Ricerca sul dolore cronico

Lo zebrafish come modello animale per lo studio del dolore

Nonostante i grandi passi avanti compiuti nell’identificazione dei meccanismi molecolari coinvolti nella trasduzione degli stimoli nocivi, la comprensione dei processi implicati nella percezione del dolore rimane una sfida continua per i biologi. Fino a oggi per gli studi di nocicezione sono stati ampiamente utilizzati modelli animali (come ad esempio i topi), ma lo studio del dolore in questi organismi può essere piuttosto laborioso e costoso, e richiede tempo. Viceversa, l’uso d’insetti come la drosophila o di vermi come il caenorhabditis elegans può essere influenzato dalla grande distanza evolutiva tra questi organismi e gli esseri umani.

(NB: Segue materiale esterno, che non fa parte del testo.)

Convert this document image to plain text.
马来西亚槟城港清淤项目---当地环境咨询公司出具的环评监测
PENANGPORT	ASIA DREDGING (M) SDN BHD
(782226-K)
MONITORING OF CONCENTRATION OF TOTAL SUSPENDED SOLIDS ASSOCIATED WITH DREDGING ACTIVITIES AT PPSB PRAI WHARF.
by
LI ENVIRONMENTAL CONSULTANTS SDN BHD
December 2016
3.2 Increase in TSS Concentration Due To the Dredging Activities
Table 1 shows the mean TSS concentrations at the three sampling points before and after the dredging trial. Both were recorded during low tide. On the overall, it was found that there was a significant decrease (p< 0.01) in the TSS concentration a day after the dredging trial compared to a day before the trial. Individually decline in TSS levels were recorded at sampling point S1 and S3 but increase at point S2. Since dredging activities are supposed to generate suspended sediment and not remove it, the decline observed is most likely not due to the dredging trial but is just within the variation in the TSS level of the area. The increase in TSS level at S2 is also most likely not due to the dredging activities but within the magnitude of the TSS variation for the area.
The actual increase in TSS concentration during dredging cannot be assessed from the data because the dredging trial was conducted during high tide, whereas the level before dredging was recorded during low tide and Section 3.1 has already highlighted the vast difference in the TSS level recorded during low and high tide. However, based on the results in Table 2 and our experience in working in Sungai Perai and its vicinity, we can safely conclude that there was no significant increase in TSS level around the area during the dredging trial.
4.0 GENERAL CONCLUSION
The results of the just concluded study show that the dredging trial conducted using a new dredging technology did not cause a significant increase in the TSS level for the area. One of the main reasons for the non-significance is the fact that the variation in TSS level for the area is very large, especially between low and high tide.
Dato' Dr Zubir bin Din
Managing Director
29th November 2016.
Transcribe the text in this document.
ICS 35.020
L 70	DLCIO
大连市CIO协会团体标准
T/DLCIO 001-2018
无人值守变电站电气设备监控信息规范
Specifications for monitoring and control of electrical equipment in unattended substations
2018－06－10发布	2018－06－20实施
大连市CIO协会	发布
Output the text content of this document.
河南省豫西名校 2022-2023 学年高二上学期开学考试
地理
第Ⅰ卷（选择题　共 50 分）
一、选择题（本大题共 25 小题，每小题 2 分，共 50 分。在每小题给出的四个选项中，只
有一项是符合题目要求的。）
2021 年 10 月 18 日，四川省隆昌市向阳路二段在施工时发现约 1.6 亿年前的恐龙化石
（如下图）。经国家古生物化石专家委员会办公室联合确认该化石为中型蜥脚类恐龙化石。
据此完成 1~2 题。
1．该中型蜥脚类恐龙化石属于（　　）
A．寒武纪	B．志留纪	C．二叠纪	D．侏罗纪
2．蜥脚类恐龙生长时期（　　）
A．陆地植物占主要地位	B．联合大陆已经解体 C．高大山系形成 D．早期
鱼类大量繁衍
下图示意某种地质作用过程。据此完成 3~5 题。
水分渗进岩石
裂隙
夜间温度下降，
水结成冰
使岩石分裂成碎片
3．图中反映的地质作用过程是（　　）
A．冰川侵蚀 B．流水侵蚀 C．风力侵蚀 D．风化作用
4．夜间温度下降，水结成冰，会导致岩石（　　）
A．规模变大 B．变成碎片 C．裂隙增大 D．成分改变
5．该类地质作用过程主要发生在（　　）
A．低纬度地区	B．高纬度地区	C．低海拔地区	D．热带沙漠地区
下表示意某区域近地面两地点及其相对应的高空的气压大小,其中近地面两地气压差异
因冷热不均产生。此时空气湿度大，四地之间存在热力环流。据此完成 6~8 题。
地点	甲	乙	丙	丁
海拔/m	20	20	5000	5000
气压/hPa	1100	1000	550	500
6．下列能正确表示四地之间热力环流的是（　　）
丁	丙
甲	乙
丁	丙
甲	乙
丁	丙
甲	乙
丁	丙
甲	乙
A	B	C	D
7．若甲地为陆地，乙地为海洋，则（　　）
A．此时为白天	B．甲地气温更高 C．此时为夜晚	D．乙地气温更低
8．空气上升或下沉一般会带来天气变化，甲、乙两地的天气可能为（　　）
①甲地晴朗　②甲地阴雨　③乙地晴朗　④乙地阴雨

Fondazione ISAL, insieme ai ricercatori dello Sbarro Institute e dell’Università di Roma Tre, ha per ciò portato avanti una serie di ricerche sullo zebrafish pubblicate sulla prestigiosa rivista americana Journal of Cellular Physiology. Lo zebrafish è un piccolo pesce d’acqua dolce – conosciuto anche come danio rerio, danio zebrato o pesce zebra – che a livello molecolare reagisce agli stimoli del dolore in maniera molto simile ai mammiferi. In particolare, sembra che il dolore attivi lo stesso gruppo di geni sia nell’uomo che nel pesce zebra. Lo zebrafish pare dunque rappresentare un modello animale con un alto grado di somiglianza con la percezione e la risposta al dolore dell’uomo, e per questo in grado di offrire nuovi strumenti tecnici e teorici per condurre le future ricerche. Gli studiosi stanno ora creando dei pesci zebra transgenici, che diventano fluorescenti in risposta agli stimoli dolorosi e che potranno essere utilizzati in studi in vivo. Questo, secondo il dott. Gianfranco Bellipanni, Research Assistant Professor dello Sbarro Institute e co-autore delle ricerche, permetterà “di caratterizzare meglio i meccanismi cellulari e molecolari del dolore cronico”, benché l’obiettivo finale sia “utilizzarli per selezionare composti chimici con potenziale capacità analgesica” in modo da migliorare le attuali opzioni di terapia del dolore cronico.